Read more: Friends and Admirers Pay Tribute to Hollywood ‘Icon’ Val Kilmer
In 1986, in only his fourth movie role, Kilmer played a cocky pilot who easily intimidated even Tom Cruise’s smirky-confident hotshot Maverick, but even then, his macho swagger was roguish and playful. As Iceman in Top Gun, he bragged about being the best, but you couldn’t hate him for it. His superiority was self-evident, like the rays of the sun. He made an equally luminous Doc Holliday in 1993’s Tombstone, possessed of a bullfighter’s grace in the scene where he appears out of nowhere to get the drunk, ranting criminal Johnny Ringo to stand down. “I’m your huckleberry,” he announces, in his character’s liquid-smoke Southern drawl. That line brought down the house at the time of the movie’s release, and movie fans still love it today.
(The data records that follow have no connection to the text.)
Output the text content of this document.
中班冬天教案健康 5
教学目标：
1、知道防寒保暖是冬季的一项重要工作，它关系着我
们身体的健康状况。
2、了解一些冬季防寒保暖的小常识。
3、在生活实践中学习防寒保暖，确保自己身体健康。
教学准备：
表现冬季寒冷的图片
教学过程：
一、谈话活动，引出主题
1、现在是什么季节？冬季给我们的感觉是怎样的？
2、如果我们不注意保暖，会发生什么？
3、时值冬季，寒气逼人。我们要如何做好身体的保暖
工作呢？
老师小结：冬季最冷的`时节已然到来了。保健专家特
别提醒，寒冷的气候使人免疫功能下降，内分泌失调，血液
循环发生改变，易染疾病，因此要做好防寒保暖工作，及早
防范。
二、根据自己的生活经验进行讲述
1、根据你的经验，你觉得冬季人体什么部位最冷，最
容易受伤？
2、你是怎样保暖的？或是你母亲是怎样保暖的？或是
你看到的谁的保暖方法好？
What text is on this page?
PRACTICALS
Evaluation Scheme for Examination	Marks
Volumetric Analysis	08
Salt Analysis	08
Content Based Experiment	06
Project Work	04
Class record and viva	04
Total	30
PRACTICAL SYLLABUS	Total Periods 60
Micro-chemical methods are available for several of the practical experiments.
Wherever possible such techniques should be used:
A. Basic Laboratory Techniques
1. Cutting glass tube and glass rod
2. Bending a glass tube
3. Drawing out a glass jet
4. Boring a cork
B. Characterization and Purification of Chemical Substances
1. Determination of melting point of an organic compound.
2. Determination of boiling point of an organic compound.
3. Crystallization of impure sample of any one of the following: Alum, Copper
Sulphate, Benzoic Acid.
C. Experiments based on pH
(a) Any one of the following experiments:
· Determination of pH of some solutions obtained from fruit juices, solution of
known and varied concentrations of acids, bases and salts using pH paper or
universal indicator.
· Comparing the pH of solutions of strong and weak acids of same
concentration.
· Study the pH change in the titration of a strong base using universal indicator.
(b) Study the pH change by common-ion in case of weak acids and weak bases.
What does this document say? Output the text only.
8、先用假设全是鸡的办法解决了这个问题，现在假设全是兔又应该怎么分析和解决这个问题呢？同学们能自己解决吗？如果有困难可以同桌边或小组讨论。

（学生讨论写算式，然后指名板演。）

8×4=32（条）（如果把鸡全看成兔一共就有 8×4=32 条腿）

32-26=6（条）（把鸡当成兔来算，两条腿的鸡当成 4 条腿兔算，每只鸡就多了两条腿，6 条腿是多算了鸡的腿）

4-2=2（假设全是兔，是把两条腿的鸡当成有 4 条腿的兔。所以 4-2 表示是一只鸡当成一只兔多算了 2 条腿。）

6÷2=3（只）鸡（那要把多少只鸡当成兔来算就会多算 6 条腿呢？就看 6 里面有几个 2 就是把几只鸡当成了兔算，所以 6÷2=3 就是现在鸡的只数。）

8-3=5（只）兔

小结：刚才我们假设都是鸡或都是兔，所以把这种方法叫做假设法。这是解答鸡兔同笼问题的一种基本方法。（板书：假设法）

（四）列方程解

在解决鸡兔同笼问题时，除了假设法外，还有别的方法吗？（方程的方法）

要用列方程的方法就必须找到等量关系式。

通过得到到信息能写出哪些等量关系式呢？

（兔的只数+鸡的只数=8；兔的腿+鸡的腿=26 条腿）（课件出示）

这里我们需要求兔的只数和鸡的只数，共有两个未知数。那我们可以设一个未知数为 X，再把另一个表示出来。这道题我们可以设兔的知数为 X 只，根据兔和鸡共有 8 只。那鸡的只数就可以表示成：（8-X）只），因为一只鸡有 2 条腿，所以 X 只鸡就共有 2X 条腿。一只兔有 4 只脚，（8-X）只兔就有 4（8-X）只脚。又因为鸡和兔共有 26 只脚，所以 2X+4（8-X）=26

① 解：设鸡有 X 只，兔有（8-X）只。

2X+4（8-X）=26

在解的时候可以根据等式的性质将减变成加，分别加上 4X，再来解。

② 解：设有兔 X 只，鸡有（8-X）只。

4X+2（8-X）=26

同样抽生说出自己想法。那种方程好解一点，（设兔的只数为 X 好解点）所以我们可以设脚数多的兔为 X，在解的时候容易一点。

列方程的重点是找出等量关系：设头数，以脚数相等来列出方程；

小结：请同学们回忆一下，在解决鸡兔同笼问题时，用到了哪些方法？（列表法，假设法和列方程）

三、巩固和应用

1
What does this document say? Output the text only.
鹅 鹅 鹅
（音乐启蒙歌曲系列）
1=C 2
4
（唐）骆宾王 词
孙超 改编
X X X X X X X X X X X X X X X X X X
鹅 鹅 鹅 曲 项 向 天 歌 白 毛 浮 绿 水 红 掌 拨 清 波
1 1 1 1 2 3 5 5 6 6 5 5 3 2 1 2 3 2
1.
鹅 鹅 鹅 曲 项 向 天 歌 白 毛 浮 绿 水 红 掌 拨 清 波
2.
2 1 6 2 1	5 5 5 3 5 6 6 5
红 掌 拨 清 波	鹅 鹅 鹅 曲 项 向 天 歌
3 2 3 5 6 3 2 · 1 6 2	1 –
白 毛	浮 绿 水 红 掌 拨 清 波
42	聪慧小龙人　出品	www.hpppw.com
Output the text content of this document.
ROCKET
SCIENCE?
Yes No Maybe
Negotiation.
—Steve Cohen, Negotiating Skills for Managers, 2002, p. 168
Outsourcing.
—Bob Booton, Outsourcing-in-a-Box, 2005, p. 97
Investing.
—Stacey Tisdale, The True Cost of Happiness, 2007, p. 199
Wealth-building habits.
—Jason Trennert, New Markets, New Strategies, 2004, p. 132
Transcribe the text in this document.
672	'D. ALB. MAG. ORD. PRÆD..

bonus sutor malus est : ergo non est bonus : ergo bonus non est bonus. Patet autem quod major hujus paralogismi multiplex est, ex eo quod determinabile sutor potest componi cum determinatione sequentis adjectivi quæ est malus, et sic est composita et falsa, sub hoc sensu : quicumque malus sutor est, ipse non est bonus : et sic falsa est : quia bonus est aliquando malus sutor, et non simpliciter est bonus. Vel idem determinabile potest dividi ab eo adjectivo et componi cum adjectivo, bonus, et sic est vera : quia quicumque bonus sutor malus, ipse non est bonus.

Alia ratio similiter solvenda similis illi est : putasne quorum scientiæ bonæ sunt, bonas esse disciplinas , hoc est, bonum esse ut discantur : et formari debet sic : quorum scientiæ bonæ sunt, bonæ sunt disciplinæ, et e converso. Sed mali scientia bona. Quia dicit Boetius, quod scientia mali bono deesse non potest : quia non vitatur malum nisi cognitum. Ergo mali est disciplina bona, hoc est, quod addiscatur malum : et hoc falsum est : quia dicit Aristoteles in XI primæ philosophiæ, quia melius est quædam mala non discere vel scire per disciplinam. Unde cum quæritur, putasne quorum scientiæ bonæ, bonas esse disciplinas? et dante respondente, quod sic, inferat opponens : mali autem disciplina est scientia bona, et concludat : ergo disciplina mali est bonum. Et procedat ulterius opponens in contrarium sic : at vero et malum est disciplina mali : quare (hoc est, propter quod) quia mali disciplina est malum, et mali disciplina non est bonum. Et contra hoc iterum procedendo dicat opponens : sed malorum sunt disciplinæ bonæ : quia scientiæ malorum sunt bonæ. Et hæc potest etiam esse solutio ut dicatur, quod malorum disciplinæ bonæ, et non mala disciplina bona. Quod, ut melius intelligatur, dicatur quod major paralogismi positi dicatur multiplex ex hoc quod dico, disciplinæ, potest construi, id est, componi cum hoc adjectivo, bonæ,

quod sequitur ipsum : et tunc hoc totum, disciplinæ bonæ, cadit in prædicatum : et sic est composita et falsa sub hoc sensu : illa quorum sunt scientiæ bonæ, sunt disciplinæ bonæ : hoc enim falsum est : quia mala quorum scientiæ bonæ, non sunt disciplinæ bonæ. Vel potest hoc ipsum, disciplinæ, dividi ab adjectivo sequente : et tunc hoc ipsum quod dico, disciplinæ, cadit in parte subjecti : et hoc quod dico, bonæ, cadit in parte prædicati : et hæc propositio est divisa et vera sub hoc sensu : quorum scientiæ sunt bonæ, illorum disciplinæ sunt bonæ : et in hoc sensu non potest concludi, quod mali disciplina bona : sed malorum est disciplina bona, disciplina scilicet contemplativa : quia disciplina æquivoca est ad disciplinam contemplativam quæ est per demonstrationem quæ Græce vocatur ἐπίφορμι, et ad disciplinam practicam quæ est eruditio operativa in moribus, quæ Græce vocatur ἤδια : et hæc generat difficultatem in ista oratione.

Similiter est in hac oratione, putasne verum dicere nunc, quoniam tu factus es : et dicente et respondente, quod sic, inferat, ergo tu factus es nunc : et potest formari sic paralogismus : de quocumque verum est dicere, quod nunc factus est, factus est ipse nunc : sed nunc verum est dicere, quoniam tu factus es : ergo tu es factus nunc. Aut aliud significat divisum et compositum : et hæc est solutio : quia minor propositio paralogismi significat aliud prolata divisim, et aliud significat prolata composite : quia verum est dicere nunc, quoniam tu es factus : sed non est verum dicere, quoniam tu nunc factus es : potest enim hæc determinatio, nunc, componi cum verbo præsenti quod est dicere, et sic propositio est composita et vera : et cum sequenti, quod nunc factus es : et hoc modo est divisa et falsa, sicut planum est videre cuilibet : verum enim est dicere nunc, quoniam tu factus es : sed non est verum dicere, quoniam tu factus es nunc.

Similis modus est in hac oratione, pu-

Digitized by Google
Kilmer, too, knew it was great: he made it the title of this 2020 memoir.
Michael Mann’s 1995 crime epic Heat has so many fine performances, including those given by stars Al Pacino and Robert De Niro, that you might worry some of the supporting actors could slip through the cracks. Not Kilmer, as Chris, the right-hand man of De Niro’s master criminal Neil McCauley. In a pivotal scene, there’s a chance that Chris’ adored wife, Charlene, played by Ashley Judd, might be ready to give him up to the cops. He’s on the run, but he’s come back to find Charlene—as she looks down at him from a motel balcony, she discreetly signals to him that he’s got to cut loose. His face, previously radiant in her grace, falls. It’s one of the movie’s most crushing moments, an example of how one small gesture from an actor can linger in memory forever. But Kilmer could anchor a film on his own, too. He pulled off something nearly impossible in his portrayal of sultry rock shaman Jim Morrison in Oliver Stone’s The Doors (1991). Kilmer’s performance is like a perfume, a conjuring of unnamable moods: muskiness on the rumpled sheets of a hotel bed, the welcoming heat of late-afternoon sunlight, the whorls of dusky paint on an 18th century masterpiece in a gilt frame. The spirit of Morrison was all of those things; Kilmer brought it to life onscreen. He also did his own singing for the role, not so much mimicking Morrison’s velvety tone and snaky phrasing as pouring it, like a sorcerer’s elixir, from his soul.
Leo Scott and Ting Poo’s fine 2021 documentary Val found Kilmer in a much different place. For one thing, his voice had been ravaged by cancer. And no one can remain beautiful, in the same way, forever, though Kilmer’s mischievous, take-no-prisoners smile hadn’t changed much. Much of the film is pieced together from video footage Kilmer shot himself in the 1980s and ’90s. We see him horsing around with his contemporaries Sean Penn and Kevin Bacon around the time the three were appearing in Slab Boys, in 1983, Kilmer’s first Broadway role after graduating from Juilliard. We see him talking back to director John Frankenheimer during the filmmaking of the weird and not-very-good 1996 fantasy adventure The Island of Dr. Moreau—Kilmer wasn’t always easy to work with. But then we see the early-2020s version of Kilmer, signing autographs for fans at Comic-Con. They still think of him as Batman—maybe not their favorite Batman, but Batman nonetheless. Kilmer, speaking in his ravaged voice, says he doesn’t mind. He may have hated making the film, but he’s grateful that people still care about it, and about him. It’s a badge of honor to have been, if not the best Batman, at least the driest, most self-deprecating one. He owns that Batman, forever.